The plot revolves around a collection of erotic tales emanating from otherwise seemingly ordinary couples and the heatwave appears to be a contributor to the loco behaviour of these Madrileños as they seek to put some spark back into their sex lives. Wife Ana (Ana Katz) and husband Paco (director Léon, no less) are stuck in a rut until they take up a suggestion by a garrulous friend of Paco’s, Belén (Belén Cuesta), and go to a swingers’ club where they engage in, let’s say, what doesn’t come naturally; a beautiful young couple Álex (Álex García) and Natalia (Natalia de Molina) experience a change to their routine when Natalia reveals that she became sexually aroused during a recent robbery; José-Louis (Luis Bermejo), a middle-aged plastic surgeon, discovers an usual way to refresh his relationship with his nagging wife, Paloma (Mari Paz Sayago), but it requires the collusion of their live-in maid, Maite (Maite Sandoval); Sandra (Alexandra Jiménez), a hearing-impaired, iguana-owning woman with an obsession for certain fabrics, has a titillating encounter with a client during a video-phone sex-call; and María (Candela Peña) finds she’s inadvertently aroused when her husband Antonio (Luis Callejo) receives some bad news, and he’s not happy about it!

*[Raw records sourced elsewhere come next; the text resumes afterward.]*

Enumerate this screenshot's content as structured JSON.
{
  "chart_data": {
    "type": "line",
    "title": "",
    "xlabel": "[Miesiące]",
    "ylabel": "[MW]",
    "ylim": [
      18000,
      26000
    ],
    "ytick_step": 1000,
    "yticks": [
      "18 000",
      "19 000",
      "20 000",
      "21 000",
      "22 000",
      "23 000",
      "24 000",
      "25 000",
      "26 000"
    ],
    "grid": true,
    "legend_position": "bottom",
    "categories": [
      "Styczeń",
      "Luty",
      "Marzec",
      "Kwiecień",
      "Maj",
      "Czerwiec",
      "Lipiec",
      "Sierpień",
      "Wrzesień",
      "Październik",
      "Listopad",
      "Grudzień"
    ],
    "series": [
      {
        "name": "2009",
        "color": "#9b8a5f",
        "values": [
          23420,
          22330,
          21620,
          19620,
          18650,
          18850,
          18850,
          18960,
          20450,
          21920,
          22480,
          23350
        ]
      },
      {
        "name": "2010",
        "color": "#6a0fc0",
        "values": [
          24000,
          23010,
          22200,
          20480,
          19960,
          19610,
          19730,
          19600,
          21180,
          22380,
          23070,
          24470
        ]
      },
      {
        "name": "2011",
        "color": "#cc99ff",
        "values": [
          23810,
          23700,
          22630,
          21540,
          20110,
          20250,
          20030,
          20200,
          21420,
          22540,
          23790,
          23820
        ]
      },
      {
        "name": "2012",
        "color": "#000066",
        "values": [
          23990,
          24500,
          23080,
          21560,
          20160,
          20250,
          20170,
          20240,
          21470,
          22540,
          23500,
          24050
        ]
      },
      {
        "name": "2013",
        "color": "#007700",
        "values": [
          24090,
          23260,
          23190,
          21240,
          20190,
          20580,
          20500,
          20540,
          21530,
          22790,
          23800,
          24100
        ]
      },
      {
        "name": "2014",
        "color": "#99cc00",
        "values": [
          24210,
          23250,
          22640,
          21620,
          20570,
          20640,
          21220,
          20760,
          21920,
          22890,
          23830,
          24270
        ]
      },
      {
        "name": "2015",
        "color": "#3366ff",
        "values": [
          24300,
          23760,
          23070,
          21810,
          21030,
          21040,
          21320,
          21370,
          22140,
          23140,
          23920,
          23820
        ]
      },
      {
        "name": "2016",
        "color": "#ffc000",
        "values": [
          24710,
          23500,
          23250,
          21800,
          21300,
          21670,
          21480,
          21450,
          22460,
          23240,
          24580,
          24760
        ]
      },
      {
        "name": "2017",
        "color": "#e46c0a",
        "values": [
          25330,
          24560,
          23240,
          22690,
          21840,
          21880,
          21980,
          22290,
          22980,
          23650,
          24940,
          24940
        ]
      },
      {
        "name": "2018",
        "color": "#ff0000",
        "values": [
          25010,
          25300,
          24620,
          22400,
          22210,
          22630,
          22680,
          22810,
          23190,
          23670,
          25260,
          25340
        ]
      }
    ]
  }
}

Under the canopy of Latino alegría, this raunchy, skew-whiff adaptation of the original seeks to emulate the veteran Spanish director of all things kinky, Pedro Almodóvar, but doesn’t totally succeed, even though Kiki, Love To Love contains a fine ensemble cast who engage impeccably with their roles. Part of the fun of The Little Death was seeing its Anglo characters squirm and struggle with their sexual predilections but somehow this feeling is ‘lost in translation’ with Léon’s version. There are some funny, outrageous moments, but there are also those that overstep the mark, becoming somewhat vulgar and crass. Maybe it’s a cultural thing but sometimes it pays to ‘beware of imitations.’